The settled lawsuit contended those detectives framed Townsend to advance their careers. Schlein has declined to discuss the case. Fantigrassi has said he never lied to convict Townsend.
Fantigrassi retired as head of BSO’s Criminal Investigations Unit in 2005. Schlein retired in 1993 as a lieutenant colonel, later worked for the state and is today an attorney in private practice in Tallahassee.
The lawsuit said Mosley is believed to be responsible for 41 rapes and 17 murders between 1973 and 1987, when he was declared incompetent to stand trial for the 1983 Christmas Eve rape-murder of Emma Cook, 54.

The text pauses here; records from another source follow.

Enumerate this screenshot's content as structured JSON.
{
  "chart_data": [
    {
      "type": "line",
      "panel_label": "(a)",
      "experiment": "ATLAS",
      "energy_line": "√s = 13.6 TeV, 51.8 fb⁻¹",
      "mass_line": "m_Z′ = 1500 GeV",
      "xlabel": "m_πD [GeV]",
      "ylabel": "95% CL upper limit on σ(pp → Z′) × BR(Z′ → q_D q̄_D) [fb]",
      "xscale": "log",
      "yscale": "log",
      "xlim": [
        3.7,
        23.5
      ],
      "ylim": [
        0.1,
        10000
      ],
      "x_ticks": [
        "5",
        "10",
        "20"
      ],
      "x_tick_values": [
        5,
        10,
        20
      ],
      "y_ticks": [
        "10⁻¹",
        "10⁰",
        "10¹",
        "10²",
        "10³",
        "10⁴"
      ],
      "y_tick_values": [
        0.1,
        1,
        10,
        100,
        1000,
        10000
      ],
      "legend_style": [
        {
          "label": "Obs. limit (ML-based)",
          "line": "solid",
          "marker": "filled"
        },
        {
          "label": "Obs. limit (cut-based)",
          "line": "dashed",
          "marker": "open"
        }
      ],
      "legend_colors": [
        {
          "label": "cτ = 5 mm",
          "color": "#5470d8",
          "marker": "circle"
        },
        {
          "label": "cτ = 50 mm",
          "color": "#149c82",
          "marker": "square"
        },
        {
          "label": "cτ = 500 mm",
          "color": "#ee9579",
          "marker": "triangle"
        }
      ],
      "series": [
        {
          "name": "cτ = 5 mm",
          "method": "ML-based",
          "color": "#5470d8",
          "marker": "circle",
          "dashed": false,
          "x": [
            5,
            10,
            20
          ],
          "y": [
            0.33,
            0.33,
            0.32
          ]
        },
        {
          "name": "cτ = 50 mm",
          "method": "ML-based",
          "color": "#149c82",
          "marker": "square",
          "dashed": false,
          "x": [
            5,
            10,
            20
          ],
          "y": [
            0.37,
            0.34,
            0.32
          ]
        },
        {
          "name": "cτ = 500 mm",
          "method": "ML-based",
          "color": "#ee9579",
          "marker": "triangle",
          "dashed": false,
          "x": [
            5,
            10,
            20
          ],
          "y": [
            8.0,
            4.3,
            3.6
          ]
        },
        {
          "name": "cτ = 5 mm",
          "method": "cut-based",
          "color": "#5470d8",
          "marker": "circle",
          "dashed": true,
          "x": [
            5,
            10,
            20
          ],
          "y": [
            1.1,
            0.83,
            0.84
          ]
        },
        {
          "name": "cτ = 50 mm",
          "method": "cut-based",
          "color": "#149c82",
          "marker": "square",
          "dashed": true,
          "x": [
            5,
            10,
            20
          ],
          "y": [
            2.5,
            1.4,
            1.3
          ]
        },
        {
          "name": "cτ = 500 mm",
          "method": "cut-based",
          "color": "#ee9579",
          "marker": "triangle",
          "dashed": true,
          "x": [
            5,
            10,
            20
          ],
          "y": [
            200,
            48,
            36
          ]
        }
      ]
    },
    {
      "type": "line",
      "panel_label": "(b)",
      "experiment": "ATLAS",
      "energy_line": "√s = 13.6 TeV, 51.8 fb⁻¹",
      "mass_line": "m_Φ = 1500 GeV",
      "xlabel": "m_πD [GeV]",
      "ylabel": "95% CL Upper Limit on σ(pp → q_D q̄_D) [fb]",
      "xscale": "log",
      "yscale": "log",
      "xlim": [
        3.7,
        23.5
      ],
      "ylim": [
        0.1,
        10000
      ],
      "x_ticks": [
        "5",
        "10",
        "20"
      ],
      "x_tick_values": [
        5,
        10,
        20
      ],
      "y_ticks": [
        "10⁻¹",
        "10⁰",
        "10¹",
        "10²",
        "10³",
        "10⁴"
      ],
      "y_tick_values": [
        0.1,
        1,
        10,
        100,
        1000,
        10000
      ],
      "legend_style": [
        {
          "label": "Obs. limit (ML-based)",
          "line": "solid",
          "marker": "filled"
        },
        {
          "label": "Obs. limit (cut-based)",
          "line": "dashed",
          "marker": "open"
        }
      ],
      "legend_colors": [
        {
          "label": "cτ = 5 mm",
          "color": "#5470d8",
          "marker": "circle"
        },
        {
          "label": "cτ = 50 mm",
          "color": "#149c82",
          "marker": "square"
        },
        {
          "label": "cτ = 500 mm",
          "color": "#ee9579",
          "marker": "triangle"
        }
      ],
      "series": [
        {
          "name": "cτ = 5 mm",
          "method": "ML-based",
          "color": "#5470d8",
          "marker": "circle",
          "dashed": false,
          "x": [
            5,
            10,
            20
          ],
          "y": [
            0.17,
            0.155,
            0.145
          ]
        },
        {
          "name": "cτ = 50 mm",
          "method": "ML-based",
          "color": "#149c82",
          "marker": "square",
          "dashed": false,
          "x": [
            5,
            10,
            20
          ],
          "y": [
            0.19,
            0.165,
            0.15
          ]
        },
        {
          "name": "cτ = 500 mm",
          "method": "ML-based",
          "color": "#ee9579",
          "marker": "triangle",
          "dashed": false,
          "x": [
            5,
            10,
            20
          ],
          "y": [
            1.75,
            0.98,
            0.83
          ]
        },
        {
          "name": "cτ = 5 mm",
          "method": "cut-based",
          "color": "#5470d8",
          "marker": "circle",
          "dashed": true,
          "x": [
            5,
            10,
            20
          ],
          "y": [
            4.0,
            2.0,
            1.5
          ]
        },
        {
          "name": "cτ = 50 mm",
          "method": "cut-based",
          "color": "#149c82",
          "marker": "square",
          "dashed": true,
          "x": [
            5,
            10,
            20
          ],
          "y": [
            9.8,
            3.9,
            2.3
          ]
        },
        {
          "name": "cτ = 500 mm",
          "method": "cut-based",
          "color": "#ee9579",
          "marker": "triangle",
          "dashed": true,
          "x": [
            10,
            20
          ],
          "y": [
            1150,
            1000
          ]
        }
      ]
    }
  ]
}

Katrenna Bentley, a hedge fund accountant, was 11-years-old the day her grandmother died. She still vividly recalls seeing her battered body on a slab at the Mizell Funeral Home.
“I remember her laying on the table and seeing skin under her nails and hair in her mouth. They said she fought back, bit him in the head,” Bentley said. DNA from that trace evidence was matched two decades later to Mosley.
Katrenna and her mother, Mary Bentley, Emma Cook’s daughter, both said they want the state to investigate the actions of the police who handled the Townsend case.
“Every Christmas I relive this and get a sick feeling in the bottom of my stomach,” said Mary Bentley, 61. “If they had investigated it properly from the beginning they could have caught Mosley earlier and he wouldn’t have ended up killing my mom or the other people. They should pay.”
“I would love to see that happen,” said Calvin Sapp, 68, a semi-retired construction worker and older brother of victim Geraldine Barfield. “It seems like very seldom that people of color get the type of justice that they give everybody else.”
The victims’ relatives are not alone in wanting an investigation.
Broward’s elected public defender, Howard Finkelstein, said, “The fact that these officers were allowed to lie and cheat to frame an innocent man, and then were allowed to go on with their lives as though they did nothing wrong and nothing happened is not only illegal, it’s a sin.”
Finkelstein said Townsend’s case is “the best example” of a local criminal justice system where authorities have for decades often ignored the crimes of police officers that plant evidence or commit perjury to make cases against suspects.
“That they turned a blind eye to such a heinous crime is the exact reason that most minorities in Broward feel they don’t get a fair shake — and they’re right,” said Finkelstein said.
Satz, who rarely talks to reporters, referred a request for comment to a subordinate who said prosecutors reviewed the Townsend case before the DNA tests were done and found insufficient evidence of perjury.
“In regards to the officers involved in that case, we know what it takes to charge someone with perjury,” said Assistant State Attorney Carolyn McCann. “People on the outside don’t know about the elements of the crime. They just think that if it smells bad and looks bad it’s a crime. In a perfect world, that would work. But we have to follow the law and can’t just harass people.”